FINALMENTE, UMA HISTÓRIA TRISTE


   Wagner Fontenelle Pessôa                                              
Consta que, certa vez, um repórter da BBC, de Londres, estava fazendo um documentário no Curdistão, cujo propósito seria o de mostrar aos telespectadores daquela rede de televisão os usos e costumes, assim como os aspectos mais inusitados daquela região e daquela gente, normalmente, pouco conhecidos no mundo ocidental.

            As filmagens e entrevistas já iam se encaminhando para o final, quando o documentarista, estando numa aldeia distante, encravada nas altas montanhas que ficam quase na
fronteira da Turquia e da Armênia, foi informado pelo seu guia e tradutor que, bem perto dali, vivia um velho com 115 anos, pelo que dizia a voz corrente.
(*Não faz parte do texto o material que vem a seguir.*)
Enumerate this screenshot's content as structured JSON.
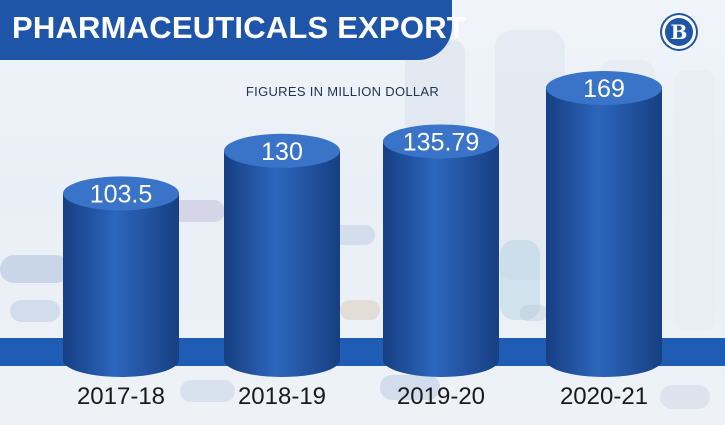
{
  "header": {
    "title": "PHARMACEUTICALS EXPORT",
    "subtitle": "FIGURES IN MILLION DOLLAR",
    "logo_text": "B"
  },
  "colors": {
    "banner": "#1f55a8",
    "bar_light": "#2c66bd",
    "bar_dark": "#173f82",
    "bar_top": "#3a74c9",
    "base_band": "#1f5cb3"
  },
  "chart_data": {
    "type": "bar",
    "title": "PHARMACEUTICALS EXPORT",
    "subtitle": "FIGURES IN MILLION DOLLAR",
    "categories": [
      "2017-18",
      "2018-19",
      "2019-20",
      "2020-21"
    ],
    "values": [
      103.5,
      130,
      135.79,
      169
    ],
    "value_labels": [
      "103.5",
      "130",
      "135.79",
      "169"
    ],
    "xlabel": "",
    "ylabel": "",
    "ylim": [
      0,
      169
    ],
    "grid": false,
    "legend": "none"
  }
}
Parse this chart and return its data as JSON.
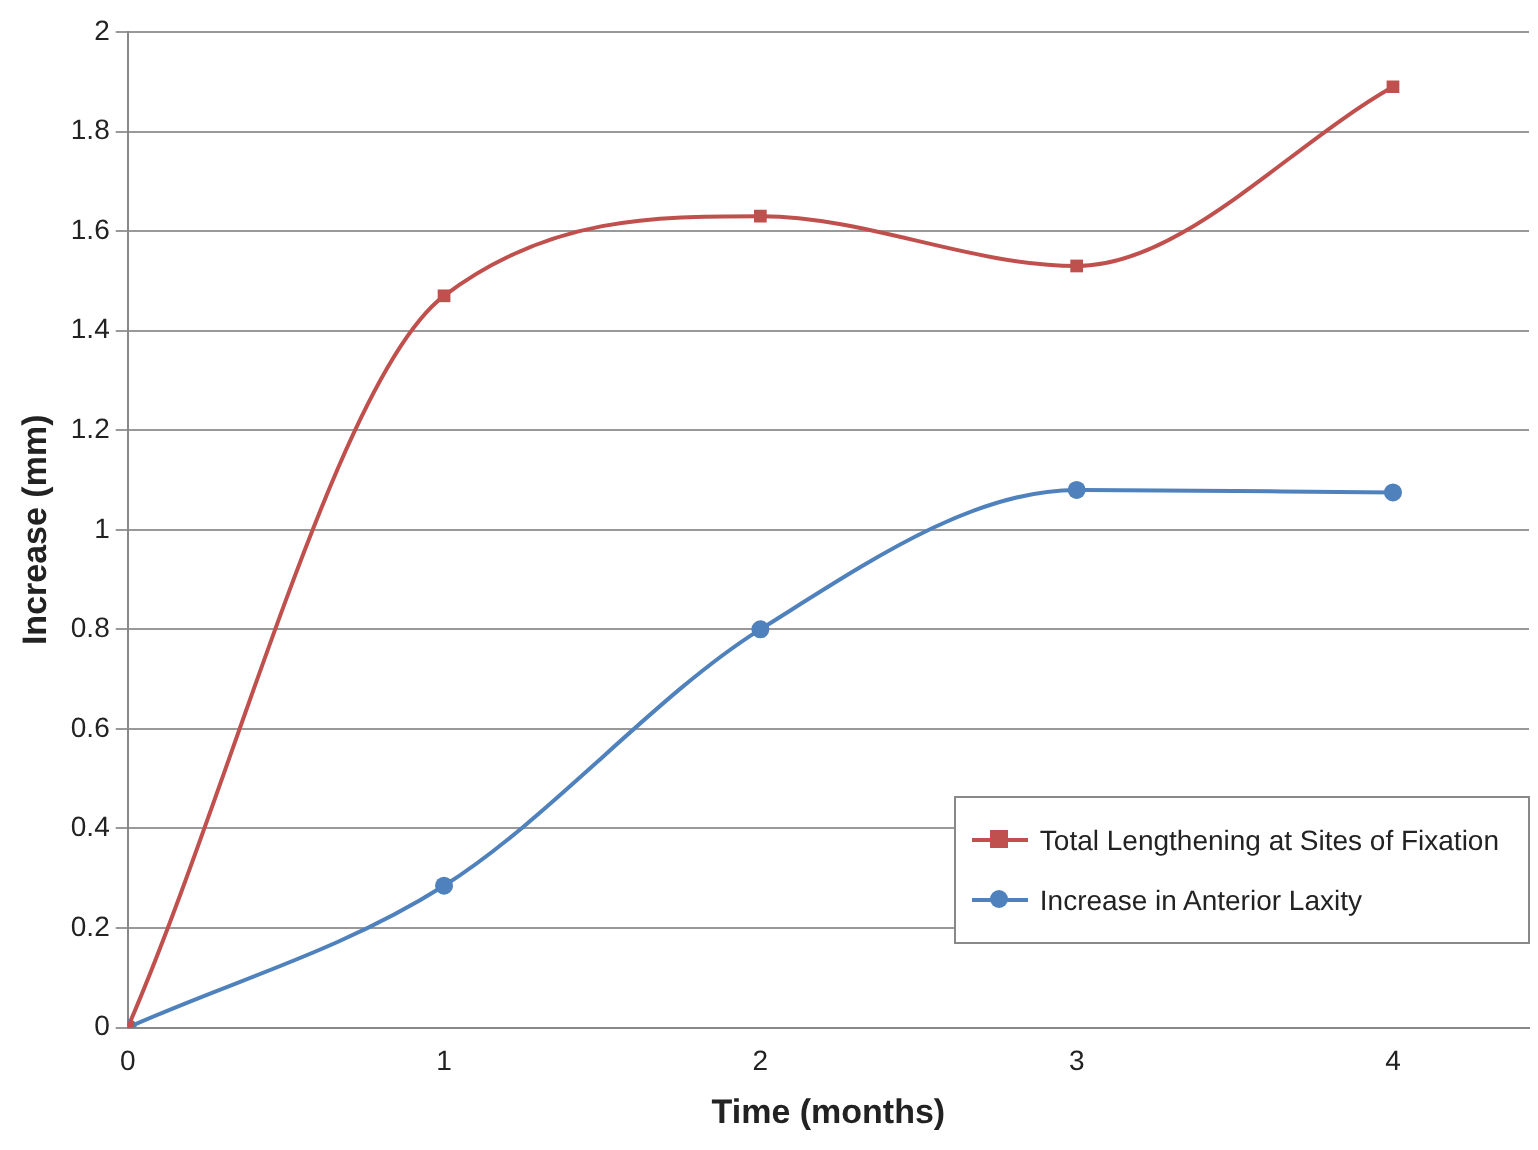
{
  "chart_data": {
    "type": "line",
    "xlabel": "Time (months)",
    "ylabel": "Increase (mm)",
    "x": [
      0,
      1,
      2,
      3,
      4
    ],
    "xlim": [
      0,
      4.43
    ],
    "xticks": [
      0,
      1,
      2,
      3,
      4
    ],
    "ylim": [
      0,
      2
    ],
    "yticks": [
      0,
      0.2,
      0.4,
      0.6,
      0.8,
      1,
      1.2,
      1.4,
      1.6,
      1.8,
      2
    ],
    "grid": "y",
    "legend": "bottom right",
    "line_style": "solid",
    "series": [
      {
        "name": "Total Lengthening at Sites of Fixation",
        "color": "#c0504d",
        "marker": "square",
        "values": [
          0,
          1.47,
          1.63,
          1.53,
          1.89
        ]
      },
      {
        "name": "Increase in Anterior Laxity",
        "color": "#4f81bd",
        "marker": "circle",
        "values": [
          0,
          0.285,
          0.8,
          1.08,
          1.075
        ]
      }
    ]
  }
}
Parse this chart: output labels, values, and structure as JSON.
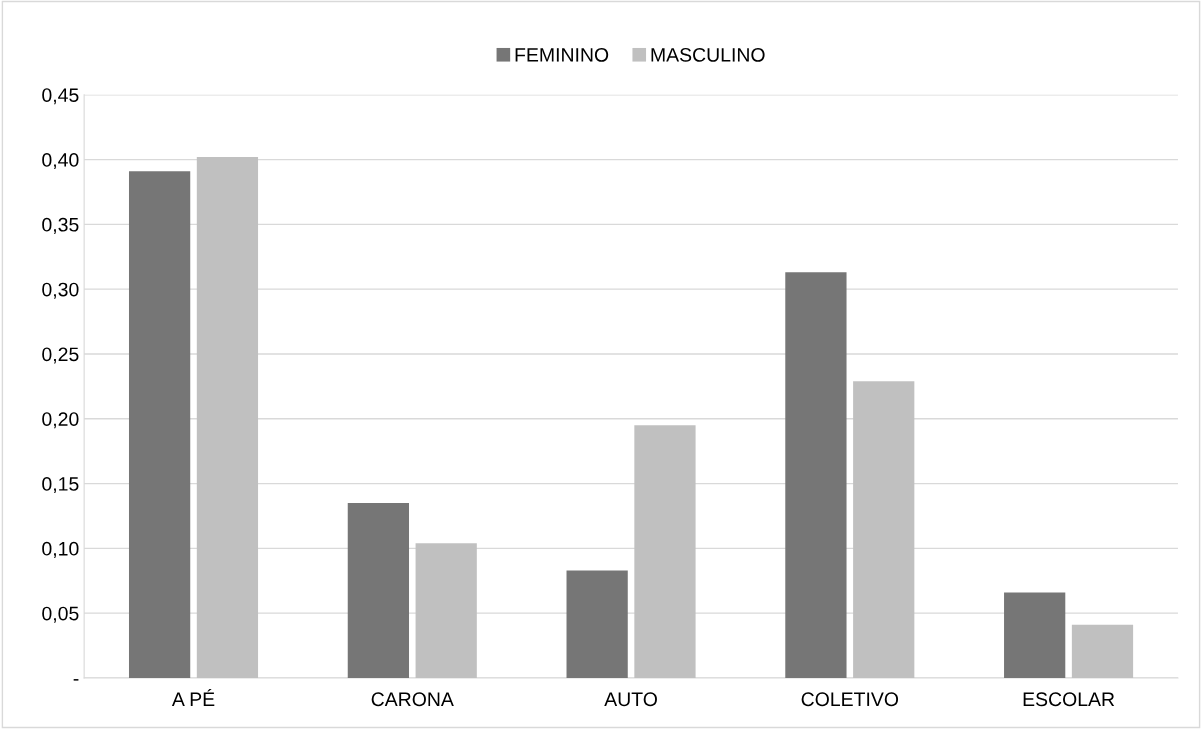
{
  "chart_data": {
    "type": "bar",
    "categories": [
      "A PÉ",
      "CARONA",
      "AUTO",
      "COLETIVO",
      "ESCOLAR"
    ],
    "series": [
      {
        "name": "FEMININO",
        "color": "#767676",
        "values": [
          0.391,
          0.135,
          0.083,
          0.313,
          0.066
        ]
      },
      {
        "name": "MASCULINO",
        "color": "#c0c0c0",
        "values": [
          0.402,
          0.104,
          0.195,
          0.229,
          0.041
        ]
      }
    ],
    "ylim": [
      0,
      0.45
    ],
    "yticks": [
      {
        "value": 0,
        "label": "-"
      },
      {
        "value": 0.05,
        "label": "0,05"
      },
      {
        "value": 0.1,
        "label": "0,10"
      },
      {
        "value": 0.15,
        "label": "0,15"
      },
      {
        "value": 0.2,
        "label": "0,20"
      },
      {
        "value": 0.25,
        "label": "0,25"
      },
      {
        "value": 0.3,
        "label": "0,30"
      },
      {
        "value": 0.35,
        "label": "0,35"
      },
      {
        "value": 0.4,
        "label": "0,40"
      },
      {
        "value": 0.45,
        "label": "0,45"
      }
    ],
    "grid": "y",
    "legend": "top"
  }
}
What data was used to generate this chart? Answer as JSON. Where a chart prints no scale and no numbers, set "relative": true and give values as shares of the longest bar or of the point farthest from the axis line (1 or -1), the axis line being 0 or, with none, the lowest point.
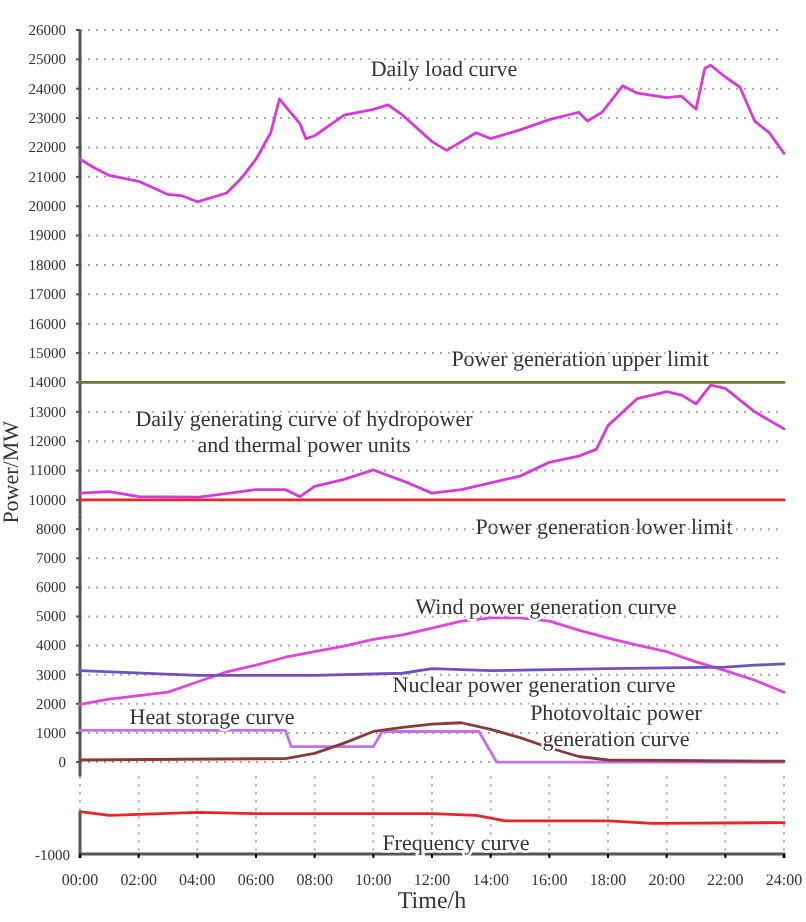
{
  "chart_data": [
    {
      "type": "line",
      "ylabel": "Power/MW",
      "xlim": [
        0,
        24
      ],
      "ylim": [
        9500,
        26000
      ],
      "yticks": [
        10000,
        11000,
        12000,
        13000,
        14000,
        15000,
        16000,
        17000,
        18000,
        19000,
        20000,
        21000,
        22000,
        23000,
        24000,
        25000,
        26000
      ],
      "tick_labels": "y",
      "grid": true,
      "marker": "none",
      "line_style": "solid",
      "series": [
        {
          "name": "Daily load curve",
          "color": "#d63ad8",
          "x": [
            0,
            0.5,
            1,
            2,
            3,
            3.5,
            4,
            5,
            5.5,
            6,
            6.5,
            6.8,
            7.5,
            7.7,
            8,
            9,
            10,
            10.5,
            11,
            12,
            12.5,
            13,
            13.5,
            14,
            15,
            16,
            17,
            17.3,
            17.8,
            18.5,
            19,
            20,
            20.5,
            21,
            21.3,
            21.5,
            22,
            22.5,
            23,
            23.5,
            24
          ],
          "values": [
            21600,
            21300,
            21050,
            20850,
            20400,
            20350,
            20150,
            20450,
            20950,
            21600,
            22500,
            23650,
            22800,
            22300,
            22400,
            23100,
            23300,
            23450,
            23100,
            22200,
            21900,
            22200,
            22500,
            22300,
            22600,
            22950,
            23200,
            22900,
            23200,
            24100,
            23850,
            23700,
            23750,
            23300,
            24700,
            24800,
            24400,
            24050,
            22900,
            22500,
            21800
          ]
        },
        {
          "name": "Power generation upper limit",
          "color": "#6b7a2a",
          "x": [
            0,
            24
          ],
          "values": [
            14000,
            14000
          ]
        },
        {
          "name": "Daily generating curve of hydropower and thermal power units",
          "color": "#d63ad8",
          "x": [
            0,
            1,
            2,
            4,
            6,
            7,
            7.5,
            8,
            9,
            10,
            11,
            12,
            13,
            14,
            15,
            16,
            17,
            17.6,
            18,
            19,
            20,
            20.5,
            21,
            21.5,
            22,
            23,
            24
          ],
          "values": [
            10230,
            10280,
            10110,
            10090,
            10350,
            10350,
            10110,
            10460,
            10700,
            11020,
            10650,
            10230,
            10350,
            10580,
            10810,
            11280,
            11490,
            11720,
            12530,
            13450,
            13690,
            13570,
            13270,
            13910,
            13800,
            13000,
            12420
          ]
        },
        {
          "name": "Power generation lower limit",
          "color": "#e8262a",
          "x": [
            0,
            24
          ],
          "values": [
            10000,
            10000
          ]
        }
      ]
    },
    {
      "type": "line",
      "xlim": [
        0,
        24
      ],
      "ylim": [
        -500,
        8500
      ],
      "yticks": [
        0,
        1000,
        2000,
        3000,
        4000,
        5000,
        6000,
        7000,
        8000
      ],
      "tick_labels": "y",
      "grid": true,
      "marker": "none",
      "line_style": "solid",
      "series": [
        {
          "name": "Wind power generation curve",
          "color": "#e046d8",
          "x": [
            0,
            1,
            2,
            3,
            4,
            5,
            6,
            7,
            8,
            9,
            10,
            11,
            12,
            13,
            14,
            15,
            16,
            17,
            18,
            19,
            20,
            21,
            22,
            23,
            24
          ],
          "values": [
            1980,
            2160,
            2280,
            2400,
            2750,
            3100,
            3330,
            3600,
            3790,
            3980,
            4210,
            4370,
            4600,
            4840,
            4950,
            4950,
            4840,
            4530,
            4260,
            4020,
            3790,
            3440,
            3140,
            2810,
            2400
          ]
        },
        {
          "name": "Nuclear power generation curve",
          "color": "#7050c0",
          "x": [
            0,
            4,
            8,
            11,
            12,
            14,
            18,
            22,
            23,
            24
          ],
          "values": [
            3140,
            2980,
            2980,
            3050,
            3210,
            3140,
            3210,
            3260,
            3330,
            3370
          ]
        },
        {
          "name": "Heat storage curve",
          "color": "#c070f0",
          "x": [
            0,
            7,
            7.2,
            10,
            10.3,
            13.6,
            14.2,
            24
          ],
          "values": [
            1090,
            1090,
            530,
            530,
            1050,
            1050,
            0,
            0
          ]
        },
        {
          "name": "Photovoltaic power generation curve",
          "color": "#8b3a3a",
          "x": [
            0,
            7,
            8,
            9,
            10,
            11,
            12,
            13,
            14,
            15,
            16,
            17,
            18,
            24
          ],
          "values": [
            70,
            120,
            300,
            650,
            1050,
            1190,
            1300,
            1350,
            1120,
            840,
            490,
            190,
            70,
            30
          ]
        }
      ]
    },
    {
      "type": "line",
      "xlabel": "Time/h",
      "xlim": [
        0,
        24
      ],
      "xticks": [
        {
          "value": 0,
          "label": "00:00"
        },
        {
          "value": 2,
          "label": "02:00"
        },
        {
          "value": 4,
          "label": "04:00"
        },
        {
          "value": 6,
          "label": "06:00"
        },
        {
          "value": 8,
          "label": "08:00"
        },
        {
          "value": 10,
          "label": "10:00"
        },
        {
          "value": 12,
          "label": "12:00"
        },
        {
          "value": 14,
          "label": "14:00"
        },
        {
          "value": 16,
          "label": "16:00"
        },
        {
          "value": 18,
          "label": "18:00"
        },
        {
          "value": 20,
          "label": "20:00"
        },
        {
          "value": 22,
          "label": "22:00"
        },
        {
          "value": 24,
          "label": "24:00"
        }
      ],
      "relative": true,
      "tick_labels": "x",
      "grid": "x",
      "marker": "none",
      "line_style": "solid",
      "annotations": [
        "-1000"
      ],
      "series": [
        {
          "name": "Frequency curve",
          "color": "#e8262a",
          "x": [
            0,
            1,
            4,
            6,
            12,
            13.5,
            14.5,
            18,
            19.5,
            24
          ],
          "values": [
            1,
            0.91,
            0.98,
            0.95,
            0.95,
            0.91,
            0.78,
            0.78,
            0.72,
            0.74
          ]
        }
      ]
    }
  ]
}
E que como ainda era incrivelmente lúcido, talvez valesse a pena entrevistá-lo também.

            O guia nem pestanejou e já estava guiando o repórter em busca de tão singular figura, que foi encontrada, afinal, depois de bem umas duas horas de caminhada, montanha acima, num terreno difícil e acidentado.

            Mas valeu a pena, porque o depoimento tomado daquele ancião era rico em informações e acrescentava um toque especial ao documentário sobre a terra dos curdos. Até que, já quase encerrando a conversa e animado pela prodigiosa
memória do velho, o entrevistador da BBC, traduzido pelo guia, lhe pediu:

            — Meu velho, para completar, conte aí uma história alegre da qual você se lembre, nessa longa vida que tem tido, aqui nesta bonita região!

            O homem pensou um pouco e começou a falar:

            — Certa vez, a mulher de um aldeão se perdeu aqui nas montanhas e foram todos os homens da aldeia ajudar na procura por ela. A busca demorou o dia quase todo, até que, já escurecendo, finalmente a mulher foi encontrada. Aí, como é do nosso costume, acendemos uma fogueira e passamos a noite toda bebendo, cantando e fazendo sexo com ela, para comemorar.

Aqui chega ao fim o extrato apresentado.